Originally, the building on the Pontiac Avenue site was a Methodist church founded in 1868 and an historical document records “Rev. Zimmerman from Federal Hill” spoke there as a guest speaker. Now, over a century and a half later, the Transformation Center continues the legacy of those long-ago believers. “Rev. Zimmerman has returned,” Brian Zimmerman said with a smile.

The new center will be a place of refuge, offering food and clothing, health services, family restoration services, arts and media, addictions counseling, vocational training, a school and a church.

“We believe that the key to an exponential movement of God in our city is for the transformed to become the catalyst of spiritual transformation,” Zimmerman said.

The dedication service packed the old Pontiac Avenue sanctuary.
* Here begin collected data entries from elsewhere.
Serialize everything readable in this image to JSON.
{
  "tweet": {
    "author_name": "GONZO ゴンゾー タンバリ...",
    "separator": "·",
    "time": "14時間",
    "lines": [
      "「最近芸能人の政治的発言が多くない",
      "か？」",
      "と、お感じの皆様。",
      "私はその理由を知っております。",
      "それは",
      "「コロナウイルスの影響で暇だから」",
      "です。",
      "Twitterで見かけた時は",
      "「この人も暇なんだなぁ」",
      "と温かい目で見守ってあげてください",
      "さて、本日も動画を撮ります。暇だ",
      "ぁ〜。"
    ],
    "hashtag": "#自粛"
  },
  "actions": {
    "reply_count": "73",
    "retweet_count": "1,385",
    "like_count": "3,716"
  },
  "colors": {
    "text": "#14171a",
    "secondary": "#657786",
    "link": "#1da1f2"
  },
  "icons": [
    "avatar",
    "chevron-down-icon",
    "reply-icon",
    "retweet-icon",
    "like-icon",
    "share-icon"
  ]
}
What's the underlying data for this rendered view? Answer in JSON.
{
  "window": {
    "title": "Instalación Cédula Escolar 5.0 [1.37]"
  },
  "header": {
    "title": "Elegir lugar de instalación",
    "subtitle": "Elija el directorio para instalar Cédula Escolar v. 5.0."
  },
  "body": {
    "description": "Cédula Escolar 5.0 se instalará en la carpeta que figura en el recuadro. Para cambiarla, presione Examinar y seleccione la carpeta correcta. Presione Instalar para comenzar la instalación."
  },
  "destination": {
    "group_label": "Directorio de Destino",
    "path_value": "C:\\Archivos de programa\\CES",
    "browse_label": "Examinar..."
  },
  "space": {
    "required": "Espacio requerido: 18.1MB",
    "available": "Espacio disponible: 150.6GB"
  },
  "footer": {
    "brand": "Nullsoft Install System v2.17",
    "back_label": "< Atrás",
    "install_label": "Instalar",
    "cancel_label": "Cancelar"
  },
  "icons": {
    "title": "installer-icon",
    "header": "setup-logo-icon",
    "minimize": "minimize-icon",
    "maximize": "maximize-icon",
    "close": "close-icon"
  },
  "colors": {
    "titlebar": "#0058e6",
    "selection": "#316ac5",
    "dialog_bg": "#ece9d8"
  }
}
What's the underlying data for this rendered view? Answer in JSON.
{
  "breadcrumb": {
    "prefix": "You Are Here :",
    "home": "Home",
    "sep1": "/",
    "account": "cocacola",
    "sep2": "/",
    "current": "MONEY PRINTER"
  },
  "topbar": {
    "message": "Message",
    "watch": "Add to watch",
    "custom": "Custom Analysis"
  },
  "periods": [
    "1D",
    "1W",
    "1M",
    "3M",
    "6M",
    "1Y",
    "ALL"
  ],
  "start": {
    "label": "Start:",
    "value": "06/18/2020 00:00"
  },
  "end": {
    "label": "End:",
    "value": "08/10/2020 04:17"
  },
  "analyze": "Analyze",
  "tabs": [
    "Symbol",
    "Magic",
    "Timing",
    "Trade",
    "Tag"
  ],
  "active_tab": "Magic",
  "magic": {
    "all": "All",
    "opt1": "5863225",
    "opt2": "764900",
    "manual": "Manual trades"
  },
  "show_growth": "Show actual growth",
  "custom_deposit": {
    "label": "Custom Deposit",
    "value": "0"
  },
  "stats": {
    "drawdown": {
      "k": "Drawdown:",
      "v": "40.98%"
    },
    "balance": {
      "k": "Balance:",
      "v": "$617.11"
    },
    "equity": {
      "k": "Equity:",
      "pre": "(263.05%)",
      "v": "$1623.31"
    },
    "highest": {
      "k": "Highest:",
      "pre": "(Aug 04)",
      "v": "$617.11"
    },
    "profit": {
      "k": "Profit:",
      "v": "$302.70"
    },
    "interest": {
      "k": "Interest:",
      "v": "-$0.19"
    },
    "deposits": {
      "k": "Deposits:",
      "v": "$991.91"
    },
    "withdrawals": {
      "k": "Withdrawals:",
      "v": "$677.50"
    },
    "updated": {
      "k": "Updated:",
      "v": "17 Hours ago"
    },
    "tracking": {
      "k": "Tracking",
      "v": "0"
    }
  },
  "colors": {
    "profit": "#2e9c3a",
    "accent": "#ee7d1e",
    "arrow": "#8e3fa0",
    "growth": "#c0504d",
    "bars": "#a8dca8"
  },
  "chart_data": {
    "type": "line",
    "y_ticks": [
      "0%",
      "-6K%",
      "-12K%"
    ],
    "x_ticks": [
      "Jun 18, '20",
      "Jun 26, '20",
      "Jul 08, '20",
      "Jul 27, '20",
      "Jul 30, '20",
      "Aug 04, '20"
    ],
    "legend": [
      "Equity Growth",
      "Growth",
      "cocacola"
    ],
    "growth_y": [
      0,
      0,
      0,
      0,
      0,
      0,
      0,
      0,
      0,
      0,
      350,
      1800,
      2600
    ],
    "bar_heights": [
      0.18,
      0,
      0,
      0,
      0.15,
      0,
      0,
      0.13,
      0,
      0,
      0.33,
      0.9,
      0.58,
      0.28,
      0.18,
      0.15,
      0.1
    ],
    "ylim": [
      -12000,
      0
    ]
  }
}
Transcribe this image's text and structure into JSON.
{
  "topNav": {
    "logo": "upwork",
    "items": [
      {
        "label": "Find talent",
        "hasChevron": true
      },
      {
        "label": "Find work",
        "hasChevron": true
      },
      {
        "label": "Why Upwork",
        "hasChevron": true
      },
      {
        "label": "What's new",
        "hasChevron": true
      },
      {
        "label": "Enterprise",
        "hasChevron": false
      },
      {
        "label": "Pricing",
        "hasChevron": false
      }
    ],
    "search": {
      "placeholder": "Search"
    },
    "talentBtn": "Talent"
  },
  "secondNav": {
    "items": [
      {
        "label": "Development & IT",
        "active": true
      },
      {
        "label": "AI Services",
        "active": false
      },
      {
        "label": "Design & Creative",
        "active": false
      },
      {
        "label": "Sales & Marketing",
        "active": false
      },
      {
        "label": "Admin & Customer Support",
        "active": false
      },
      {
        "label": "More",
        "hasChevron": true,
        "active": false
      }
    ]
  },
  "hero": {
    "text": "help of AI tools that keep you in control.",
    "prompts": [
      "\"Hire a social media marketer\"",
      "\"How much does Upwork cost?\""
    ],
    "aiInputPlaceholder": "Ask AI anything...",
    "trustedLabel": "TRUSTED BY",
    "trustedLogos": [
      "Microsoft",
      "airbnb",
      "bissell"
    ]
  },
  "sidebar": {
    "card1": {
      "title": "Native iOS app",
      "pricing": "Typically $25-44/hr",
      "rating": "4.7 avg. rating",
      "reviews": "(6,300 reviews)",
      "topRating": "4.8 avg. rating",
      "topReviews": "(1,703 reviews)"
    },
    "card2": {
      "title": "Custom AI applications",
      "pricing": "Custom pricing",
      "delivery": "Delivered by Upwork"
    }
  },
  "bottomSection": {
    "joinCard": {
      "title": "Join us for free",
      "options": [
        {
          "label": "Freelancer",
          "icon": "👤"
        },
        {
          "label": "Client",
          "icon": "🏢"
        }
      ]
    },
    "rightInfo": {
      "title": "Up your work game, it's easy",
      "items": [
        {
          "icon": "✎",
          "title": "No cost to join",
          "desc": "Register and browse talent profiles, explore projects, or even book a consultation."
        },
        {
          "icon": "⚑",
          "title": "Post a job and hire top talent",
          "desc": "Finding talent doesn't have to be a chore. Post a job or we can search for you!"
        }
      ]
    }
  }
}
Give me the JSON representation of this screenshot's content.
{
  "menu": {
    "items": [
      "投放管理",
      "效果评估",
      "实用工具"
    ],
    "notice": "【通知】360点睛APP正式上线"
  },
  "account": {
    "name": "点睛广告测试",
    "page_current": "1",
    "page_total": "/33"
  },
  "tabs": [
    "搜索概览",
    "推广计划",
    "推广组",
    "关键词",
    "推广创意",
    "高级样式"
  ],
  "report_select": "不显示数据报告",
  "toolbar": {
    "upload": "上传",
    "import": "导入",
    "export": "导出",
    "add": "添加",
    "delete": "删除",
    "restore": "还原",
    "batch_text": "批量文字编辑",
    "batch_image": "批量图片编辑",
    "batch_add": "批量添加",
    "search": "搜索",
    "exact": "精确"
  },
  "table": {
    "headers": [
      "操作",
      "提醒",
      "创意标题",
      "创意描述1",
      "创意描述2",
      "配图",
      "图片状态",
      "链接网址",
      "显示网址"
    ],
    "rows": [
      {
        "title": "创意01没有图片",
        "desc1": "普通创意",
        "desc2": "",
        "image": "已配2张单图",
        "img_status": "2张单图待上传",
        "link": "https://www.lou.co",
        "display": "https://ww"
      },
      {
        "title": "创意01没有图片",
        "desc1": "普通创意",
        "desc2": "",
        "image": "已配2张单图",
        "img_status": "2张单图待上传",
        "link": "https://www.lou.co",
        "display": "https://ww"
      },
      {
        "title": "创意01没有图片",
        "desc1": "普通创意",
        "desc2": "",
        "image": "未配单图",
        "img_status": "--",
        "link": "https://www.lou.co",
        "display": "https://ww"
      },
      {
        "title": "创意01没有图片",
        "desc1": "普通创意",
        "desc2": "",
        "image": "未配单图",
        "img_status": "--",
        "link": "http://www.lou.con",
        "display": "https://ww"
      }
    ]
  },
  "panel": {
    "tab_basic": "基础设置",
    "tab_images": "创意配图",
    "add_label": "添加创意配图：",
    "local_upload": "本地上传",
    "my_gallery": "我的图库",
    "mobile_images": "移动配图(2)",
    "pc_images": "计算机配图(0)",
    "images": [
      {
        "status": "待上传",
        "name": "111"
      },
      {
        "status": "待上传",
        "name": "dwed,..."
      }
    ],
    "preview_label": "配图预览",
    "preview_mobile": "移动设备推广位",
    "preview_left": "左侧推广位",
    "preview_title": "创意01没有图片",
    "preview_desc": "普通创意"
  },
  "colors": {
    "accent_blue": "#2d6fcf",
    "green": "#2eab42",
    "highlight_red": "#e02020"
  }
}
The traditional facility has stained glass windows, wooden pews and an organ. In addition to the praise band leading worship, including a rallying cry song, “God of this City,” the organ was used for a rousing rendition of “To God Be the Glory.”

Jimmy Draper was the special guest for the event. Draper is a former Southern Baptist Convention president and president emeritus of LifeWay Christian Resources. Draper and Zimmerman served together at First Baptist Church in Euless, Texas.

Draper said, “What we celebrate today is when the past meets the future. “And God knew how it was going to come together.

Over 20 years ago, Brian Zimmerman made a commitment to serve Jesus at the Mallory Center in Baltimore, a mission established to help those in need. It is where he met his wife Carol, whose parents ministered at the Mallory Center where Streetlite Christian Fellowship is currently located. James Brinkley, Carol’s father was Zimmerman’s spiritual mentor. After Brian attended seminary in Texas, the Zimmermans returned to Baltimore to start Streetlite Christian Fellowship. Over 2,000 people have made commitments of faith at Streetlite since it began in 1995. Over 800 have been baptized.

“We are standing on the brink of a new beginning,” Draper said at the dedication. “We can look to the past with gratitude and to the future with confidence.”

Draper prayed that when the news media sees the results of the Transformation Center as years go by, they describe the results as something only God could do.

The congregation and visitors gathered outside for the official ribbon cutting of the new center.

Streetlite, under Zimmerman’s leadership, has had a missional strategy to focus on establishing transformational ministries in five targeted neighborhoods of Baltimore: Federal Hill, Brooklyn, Cherry Hill, Westport and “Pigtown,” a southwest Baltimore neighborhood.

For over a year, a group of Streetlite members gathered at 5 a.m. outside, in all kinds of weather, to pray for God to open a site for a transformation center. “We claimed the many promises and prayed for the privilege to spread the Kingdom of God to our city.” They also used devotional material from Mark Batterson’s “Draw the Circle: The 40-Day Prayer Challenge,” based on Joshua 3, relating the account of the Israelites preparing to cross the Jordan River. God commanded the priests to walk into the river. They had to take that step before God parted the waters.

“We’ll never see God part the Jordan River if our feet are firmly planted on dry ground. But if we step into the river, God will part it. If you want to see God move, make a move,” Batterson writes. Streetlite Christian Fellowship took a step of faith. They are moving forward.